The last step to take in the UiPath Automation Cloud before we move on to the UiPath Studio is deployment. Go to the "ML Skills" section and select "Create New". Choose all the required parameters. Once the ML Skill is created, we are ready to use it in our automation workflows.
Use the intuitive interface in UiPath Studio to seamlessly insert ML models into your automations. We do this by using the MLSkill activity part of UiPath. You can easily test the ML model before you run it and scale them with as many robots as you want. By following this approach, we can combine the power of synthetic computer vision based object detection with automation to radically reduce the time and cost that would typically be incurred if a human were to manually carry out these processes.
Once you have trained the UiPath ML Model with your Neurolabs synthetic dataset and set up your automation workflow in UiPath Studio, you should now be all set to deploy your new object detector in production. Your synthetic computer vision model will detect any object that it is trained to detect from any image that it receives as input. You can rest assured that your computer vision implementation will perform optimally as it is powered by synthetic data.
Synthetic computer vision: the future of object detection
Considering this is a field of study which has been in the attention of fervent AI researchers since the 1960s, mainstream advances in computer vision have not been as drastic as its lofty expectations. Attempts to democratize the technology for widespread commercial use have been throttled by repeated failure to optimize its largest dependency, the sourcing and preparation of high-quality data.

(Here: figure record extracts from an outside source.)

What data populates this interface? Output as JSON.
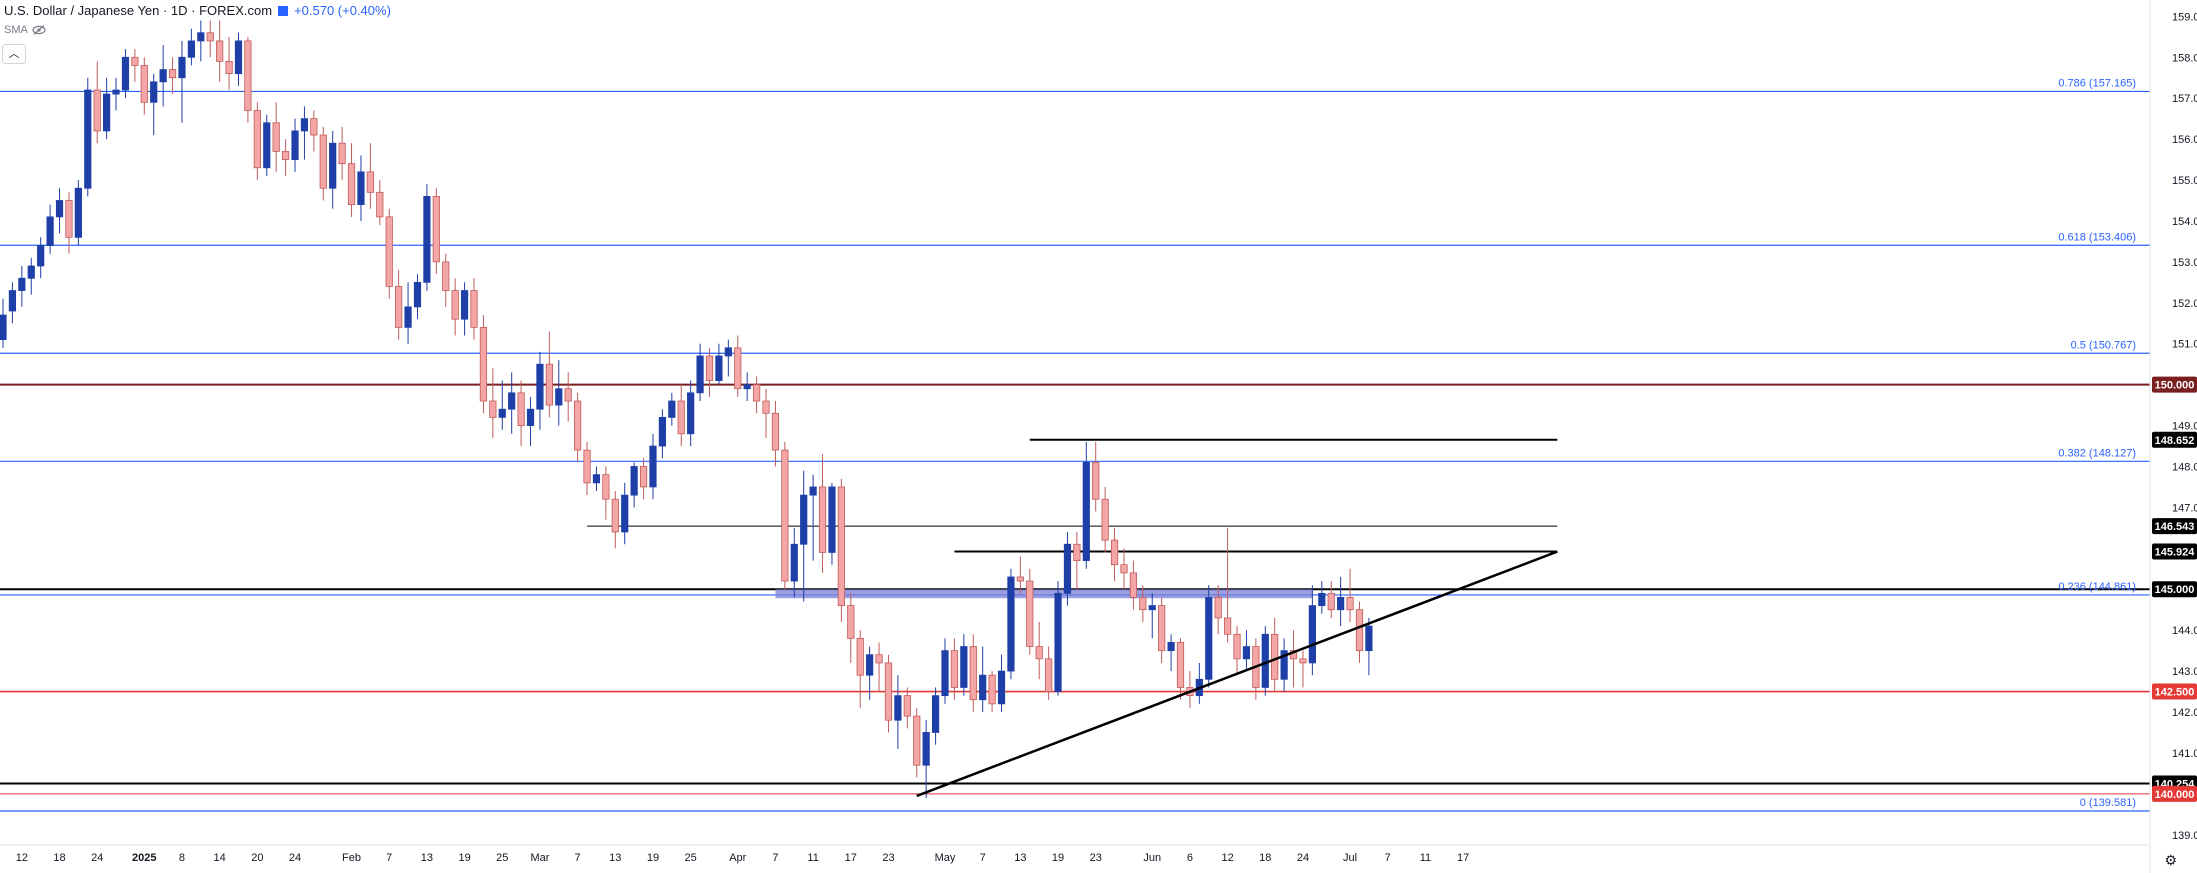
{
  "header": {
    "symbol": "U.S. Dollar / Japanese Yen · 1D · FOREX.com",
    "change": "+0.570 (+0.40%)",
    "indicator": "SMA",
    "collapse_icon": "chevron-up-icon",
    "visibility_icon": "eye-off-icon",
    "settings_icon": "gear-icon"
  },
  "colors": {
    "bull": "#1e3fa8",
    "bear": "#f4a6a6",
    "bear_border": "#c05b5b",
    "fib": "#2962ff",
    "support_red": "#e53935",
    "resistance_dark_red": "#7a1f1f",
    "level_black": "#000000",
    "zone": "#7b7fd6"
  },
  "chart_data": {
    "type": "candlestick",
    "ylim": [
      138.75,
      159.4
    ],
    "yticks": [
      "139.000",
      "140.000",
      "141.000",
      "142.000",
      "143.000",
      "144.000",
      "145.000",
      "146.000",
      "147.000",
      "148.000",
      "149.000",
      "150.000",
      "151.000",
      "152.000",
      "153.000",
      "154.000",
      "155.000",
      "156.000",
      "157.000",
      "158.000",
      "159.000"
    ],
    "xticks": [
      {
        "label": "12",
        "i": 2
      },
      {
        "label": "18",
        "i": 6
      },
      {
        "label": "24",
        "i": 10
      },
      {
        "label": "2025",
        "i": 15,
        "bold": true
      },
      {
        "label": "8",
        "i": 19
      },
      {
        "label": "14",
        "i": 23
      },
      {
        "label": "20",
        "i": 27
      },
      {
        "label": "24",
        "i": 31
      },
      {
        "label": "Feb",
        "i": 37
      },
      {
        "label": "7",
        "i": 41
      },
      {
        "label": "13",
        "i": 45
      },
      {
        "label": "19",
        "i": 49
      },
      {
        "label": "25",
        "i": 53
      },
      {
        "label": "Mar",
        "i": 57
      },
      {
        "label": "7",
        "i": 61
      },
      {
        "label": "13",
        "i": 65
      },
      {
        "label": "19",
        "i": 69
      },
      {
        "label": "25",
        "i": 73
      },
      {
        "label": "Apr",
        "i": 78
      },
      {
        "label": "7",
        "i": 82
      },
      {
        "label": "11",
        "i": 86
      },
      {
        "label": "17",
        "i": 90
      },
      {
        "label": "23",
        "i": 94
      },
      {
        "label": "May",
        "i": 100
      },
      {
        "label": "7",
        "i": 104
      },
      {
        "label": "13",
        "i": 108
      },
      {
        "label": "19",
        "i": 112
      },
      {
        "label": "23",
        "i": 116
      },
      {
        "label": "Jun",
        "i": 122
      },
      {
        "label": "6",
        "i": 126
      },
      {
        "label": "12",
        "i": 130
      },
      {
        "label": "18",
        "i": 134
      },
      {
        "label": "24",
        "i": 138
      },
      {
        "label": "Jul",
        "i": 143
      },
      {
        "label": "7",
        "i": 147
      },
      {
        "label": "11",
        "i": 151
      },
      {
        "label": "17",
        "i": 155
      }
    ],
    "candles": [
      [
        151.1,
        151.7,
        150.9,
        152.1
      ],
      [
        151.8,
        152.3,
        151.5,
        152.5
      ],
      [
        152.3,
        152.6,
        151.9,
        152.9
      ],
      [
        152.6,
        152.9,
        152.2,
        153.1
      ],
      [
        152.9,
        153.4,
        152.6,
        153.6
      ],
      [
        153.4,
        154.1,
        153.2,
        154.4
      ],
      [
        154.1,
        154.5,
        153.7,
        154.8
      ],
      [
        154.5,
        153.6,
        153.2,
        154.7
      ],
      [
        153.6,
        154.8,
        153.4,
        155.0
      ],
      [
        154.8,
        157.2,
        154.6,
        157.5
      ],
      [
        157.2,
        156.2,
        155.9,
        157.9
      ],
      [
        156.2,
        157.1,
        156.0,
        157.5
      ],
      [
        157.1,
        157.2,
        156.7,
        157.5
      ],
      [
        157.2,
        158.0,
        157.0,
        158.2
      ],
      [
        158.0,
        157.8,
        157.4,
        158.2
      ],
      [
        157.8,
        156.9,
        156.6,
        158.0
      ],
      [
        156.9,
        157.4,
        156.1,
        157.6
      ],
      [
        157.4,
        157.7,
        156.8,
        158.3
      ],
      [
        157.7,
        157.5,
        157.1,
        158.0
      ],
      [
        157.5,
        158.0,
        156.4,
        158.4
      ],
      [
        158.0,
        158.4,
        157.8,
        158.7
      ],
      [
        158.4,
        158.6,
        157.9,
        158.9
      ],
      [
        158.6,
        158.4,
        158.0,
        158.9
      ],
      [
        158.4,
        157.9,
        157.4,
        158.9
      ],
      [
        157.9,
        157.6,
        157.2,
        158.5
      ],
      [
        157.6,
        158.4,
        157.3,
        158.6
      ],
      [
        158.4,
        156.7,
        156.4,
        158.5
      ],
      [
        156.7,
        155.3,
        155.0,
        156.9
      ],
      [
        155.3,
        156.4,
        155.1,
        156.6
      ],
      [
        156.4,
        155.7,
        155.2,
        156.9
      ],
      [
        155.7,
        155.5,
        155.1,
        156.0
      ],
      [
        155.5,
        156.2,
        155.2,
        156.5
      ],
      [
        156.2,
        156.5,
        155.5,
        156.8
      ],
      [
        156.5,
        156.1,
        155.7,
        156.7
      ],
      [
        156.1,
        154.8,
        154.5,
        156.3
      ],
      [
        154.8,
        155.9,
        154.3,
        156.2
      ],
      [
        155.9,
        155.4,
        155.0,
        156.3
      ],
      [
        155.4,
        154.4,
        154.1,
        155.9
      ],
      [
        154.4,
        155.2,
        154.0,
        155.6
      ],
      [
        155.2,
        154.7,
        154.3,
        155.9
      ],
      [
        154.7,
        154.1,
        153.9,
        155.0
      ],
      [
        154.1,
        152.4,
        152.1,
        154.3
      ],
      [
        152.4,
        151.4,
        151.1,
        152.8
      ],
      [
        151.4,
        151.9,
        151.0,
        152.5
      ],
      [
        151.9,
        152.5,
        151.6,
        152.7
      ],
      [
        152.5,
        154.6,
        152.3,
        154.9
      ],
      [
        154.6,
        153.0,
        152.7,
        154.8
      ],
      [
        153.0,
        152.3,
        151.9,
        153.2
      ],
      [
        152.3,
        151.6,
        151.2,
        152.6
      ],
      [
        151.6,
        152.3,
        151.2,
        152.5
      ],
      [
        152.3,
        151.4,
        151.1,
        152.6
      ],
      [
        151.4,
        149.6,
        149.3,
        151.7
      ],
      [
        149.6,
        149.2,
        148.7,
        150.4
      ],
      [
        149.2,
        149.4,
        148.9,
        150.1
      ],
      [
        149.4,
        149.8,
        148.8,
        150.3
      ],
      [
        149.8,
        149.0,
        148.5,
        150.1
      ],
      [
        149.0,
        149.4,
        148.5,
        149.7
      ],
      [
        149.4,
        150.5,
        148.9,
        150.8
      ],
      [
        150.5,
        149.5,
        149.2,
        151.3
      ],
      [
        149.5,
        149.9,
        149.0,
        150.6
      ],
      [
        149.9,
        149.6,
        149.1,
        150.3
      ],
      [
        149.6,
        148.4,
        148.1,
        149.8
      ],
      [
        148.4,
        147.6,
        147.3,
        148.6
      ],
      [
        147.6,
        147.8,
        147.4,
        148.0
      ],
      [
        147.8,
        147.2,
        146.7,
        148.0
      ],
      [
        147.2,
        146.4,
        146.0,
        147.4
      ],
      [
        146.4,
        147.3,
        146.1,
        147.6
      ],
      [
        147.3,
        148.0,
        147.0,
        148.1
      ],
      [
        148.0,
        147.5,
        147.2,
        148.2
      ],
      [
        147.5,
        148.5,
        147.2,
        148.8
      ],
      [
        148.5,
        149.2,
        148.2,
        149.4
      ],
      [
        149.2,
        149.6,
        149.0,
        149.8
      ],
      [
        149.6,
        148.8,
        148.5,
        150.0
      ],
      [
        148.8,
        149.8,
        148.5,
        150.1
      ],
      [
        149.8,
        150.7,
        149.6,
        151.0
      ],
      [
        150.7,
        150.1,
        149.7,
        150.9
      ],
      [
        150.1,
        150.7,
        150.0,
        151.0
      ],
      [
        150.7,
        150.9,
        150.2,
        151.1
      ],
      [
        150.9,
        149.9,
        149.7,
        151.2
      ],
      [
        149.9,
        150.0,
        149.6,
        150.3
      ],
      [
        150.0,
        149.6,
        149.3,
        150.2
      ],
      [
        149.6,
        149.3,
        148.7,
        149.9
      ],
      [
        149.3,
        148.4,
        148.0,
        149.6
      ],
      [
        148.4,
        145.2,
        145.0,
        148.6
      ],
      [
        145.2,
        146.1,
        144.8,
        146.5
      ],
      [
        146.1,
        147.3,
        144.7,
        147.9
      ],
      [
        147.3,
        147.5,
        145.7,
        147.8
      ],
      [
        147.5,
        145.9,
        145.4,
        148.3
      ],
      [
        145.9,
        147.5,
        145.6,
        147.6
      ],
      [
        147.5,
        144.6,
        144.2,
        147.7
      ],
      [
        144.6,
        143.8,
        143.2,
        144.9
      ],
      [
        143.8,
        142.9,
        142.1,
        144.0
      ],
      [
        142.9,
        143.4,
        142.3,
        143.6
      ],
      [
        143.4,
        143.2,
        142.5,
        143.7
      ],
      [
        143.2,
        141.8,
        141.5,
        143.4
      ],
      [
        141.8,
        142.4,
        141.1,
        142.9
      ],
      [
        142.4,
        141.9,
        141.6,
        142.6
      ],
      [
        141.9,
        140.7,
        140.4,
        142.1
      ],
      [
        140.7,
        141.5,
        139.9,
        141.8
      ],
      [
        141.5,
        142.4,
        141.2,
        142.6
      ],
      [
        142.4,
        143.5,
        142.2,
        143.8
      ],
      [
        143.5,
        142.6,
        142.3,
        143.8
      ],
      [
        142.6,
        143.6,
        142.4,
        143.9
      ],
      [
        143.6,
        142.3,
        142.0,
        143.9
      ],
      [
        142.3,
        142.9,
        142.0,
        143.6
      ],
      [
        142.9,
        142.2,
        142.0,
        143.0
      ],
      [
        142.2,
        143.0,
        142.0,
        143.4
      ],
      [
        143.0,
        145.3,
        142.8,
        145.5
      ],
      [
        145.3,
        145.2,
        144.9,
        145.8
      ],
      [
        145.2,
        143.6,
        143.4,
        145.5
      ],
      [
        143.6,
        143.3,
        142.8,
        144.2
      ],
      [
        143.3,
        142.5,
        142.3,
        143.6
      ],
      [
        142.5,
        144.9,
        142.4,
        145.2
      ],
      [
        144.9,
        146.1,
        144.6,
        146.4
      ],
      [
        146.1,
        145.7,
        145.0,
        146.4
      ],
      [
        145.7,
        148.1,
        145.5,
        148.6
      ],
      [
        148.1,
        147.2,
        146.9,
        148.6
      ],
      [
        147.2,
        146.2,
        145.9,
        147.5
      ],
      [
        146.2,
        145.6,
        145.2,
        146.5
      ],
      [
        145.6,
        145.4,
        145.0,
        146.0
      ],
      [
        145.4,
        144.8,
        144.5,
        145.7
      ],
      [
        144.8,
        144.5,
        144.2,
        145.1
      ],
      [
        144.5,
        144.6,
        143.8,
        144.9
      ],
      [
        144.6,
        143.5,
        143.2,
        144.8
      ],
      [
        143.5,
        143.7,
        143.0,
        143.9
      ],
      [
        143.7,
        142.6,
        142.3,
        143.8
      ],
      [
        142.6,
        142.4,
        142.1,
        143.0
      ],
      [
        142.4,
        142.8,
        142.2,
        143.2
      ],
      [
        142.8,
        144.8,
        142.6,
        145.1
      ],
      [
        144.8,
        144.3,
        143.9,
        145.1
      ],
      [
        144.3,
        143.9,
        143.7,
        146.5
      ],
      [
        143.9,
        143.3,
        142.9,
        144.1
      ],
      [
        143.3,
        143.6,
        143.0,
        144.0
      ],
      [
        143.6,
        142.6,
        142.3,
        143.8
      ],
      [
        142.6,
        143.9,
        142.4,
        144.1
      ],
      [
        143.9,
        142.8,
        142.5,
        144.3
      ],
      [
        142.8,
        143.5,
        142.5,
        143.8
      ],
      [
        143.5,
        143.3,
        142.6,
        144.0
      ],
      [
        143.3,
        143.2,
        142.6,
        143.5
      ],
      [
        143.2,
        144.6,
        142.9,
        145.1
      ],
      [
        144.6,
        144.9,
        144.4,
        145.2
      ],
      [
        144.9,
        144.5,
        144.3,
        145.2
      ],
      [
        144.5,
        144.8,
        144.1,
        145.3
      ],
      [
        144.8,
        144.5,
        144.2,
        145.5
      ],
      [
        144.5,
        143.5,
        143.2,
        144.7
      ],
      [
        143.5,
        144.1,
        142.9,
        144.3
      ]
    ],
    "levels": [
      {
        "price": 157.165,
        "style": "fib",
        "label": "0.786 (157.165)"
      },
      {
        "price": 153.406,
        "style": "fib",
        "label": "0.618 (153.406)"
      },
      {
        "price": 150.767,
        "style": "fib",
        "label": "0.5 (150.767)"
      },
      {
        "price": 148.127,
        "style": "fib",
        "label": "0.382 (148.127)"
      },
      {
        "price": 144.861,
        "style": "fib",
        "label": "0.236 (144.861)"
      },
      {
        "price": 139.581,
        "style": "fib",
        "label": "0 (139.581)"
      },
      {
        "price": 150.0,
        "style": "darkred",
        "axis_label": "150.000"
      },
      {
        "price": 142.5,
        "style": "red",
        "axis_label": "142.500"
      },
      {
        "price": 145.0,
        "style": "black",
        "axis_label": "145.000"
      },
      {
        "price": 140.254,
        "style": "black",
        "axis_label": "140.254"
      },
      {
        "price": 140.0,
        "style": "redthin",
        "axis_label": "140.000"
      }
    ],
    "segments": [
      {
        "from_i": 109,
        "to_i": 165,
        "price": 148.652,
        "axis_label": "148.652",
        "width": 2
      },
      {
        "from_i": 62,
        "to_i": 165,
        "price": 146.543,
        "axis_label": "146.543",
        "width": 1
      },
      {
        "from_i": 101,
        "to_i": 165,
        "price": 145.924,
        "axis_label": "145.924",
        "width": 2
      }
    ],
    "trendline": {
      "from": [
        97,
        139.95
      ],
      "to": [
        165,
        145.92
      ]
    },
    "zone": {
      "from_i": 82,
      "to_i": 139,
      "low": 144.78,
      "high": 145.0
    }
  }
}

Approximatively 1% of AI research is focused on sourcing and preparing data for AI models with the other 99% focused on AI model training and algorithm optimization. This is even though the data component of computer vision takes up 80% of a developer’s time when implementing a solution that relies on an AI model while 20% of his or her time is spent on the model itself.
The disconnect between where a developer spends his or her time versus where advances are made in terms of efficiency presents a noticeably huge problem for the future of this type of computer vision. On the other hand it also represents a big opportunity for those who are willing to innovate with a more sophisticated and capable solution.
Remus Pop is Co-Founder at Neurolabs.